In the end, this debate boils down to the one big call that has always weighed most heavily on the macro outlook – the fate of the American consumer. With property wealth effects now turning negative in a post-housing bubble climate, I suspect the income-short, overly indebted American consumer will struggle to remain resilient….
If I am wrong and US consumption growth remains brisk, then a globalised world will, in effect, have nothing to decouple from.
If it doesn’t, don’t kid yourself: if the lead engine of the global growth train goes off the tracks, the rest of the world will be quick to follow and the hopes and dreams of global decoupling will be in tatters.
So even the latest optimistic theory about the market appears dubious. And we have a perverse confirmation of the explosive rally thesis from an unexpected source. Uberbear Richard Russell has gone wildly bullish (and the cliche is that when the last bear loses faith, the markets are about to turn, which would seem to confirm the earlier trio’s view that the hyperbolic up-phase will end in tears). We found this MarketWatch story that quotes Russell’s newsletter thanks to Michael Shedlock:
We saw something that is extremely rare [on April 20 and April 25], in fact I can’t remember ever having seen this before. What I’m referring to is that on those two dates all three Dow Jones Averages — Industrials , Transports, and Utilities — closed at simultaneous historic highs. To me, a fellow steeped in Dow Theory for over half a century, this was like a clap of thunder… My take on the situation is that the stock market (and the Dow Theory) told us that an unprecedented world boom lies ahead.

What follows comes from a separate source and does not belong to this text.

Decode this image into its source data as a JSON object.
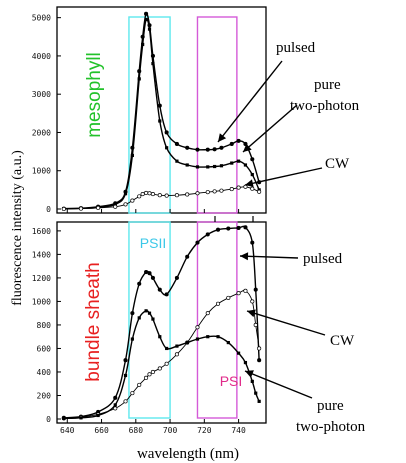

Now just to keep things interesting, there are always contraindicators. A sensible post by Larry MacDonald on Seeking Alpha gives some negative near term indicators for the market (note one he cites, the VIX rising, was one warning sign of the February 27 ratchet down, but in that case, the VIX has spiked up rather than crept up):
Is it time to buy put options on the market indexes or inverse exchange traded funds? Maybe so: with stocks having gone on a tear and now looking overbought, perhaps it’s time for some portfolio insurance. A choppy patch could be in store, a correction that gives this bull market time to rest.
Some of the signs of overheating:
• a CNNMoney.com article notes that 24 of the past 27 days have been up for S&P 500 index, tying a record not seen since 1927.
• insiders are unloading into the rally (as noted in an earlier post)
• the VIX measure of volatility is not going down – it is edging up
• the spread between corporate and government bonds is edging up.
Thats good company I am happy to keep!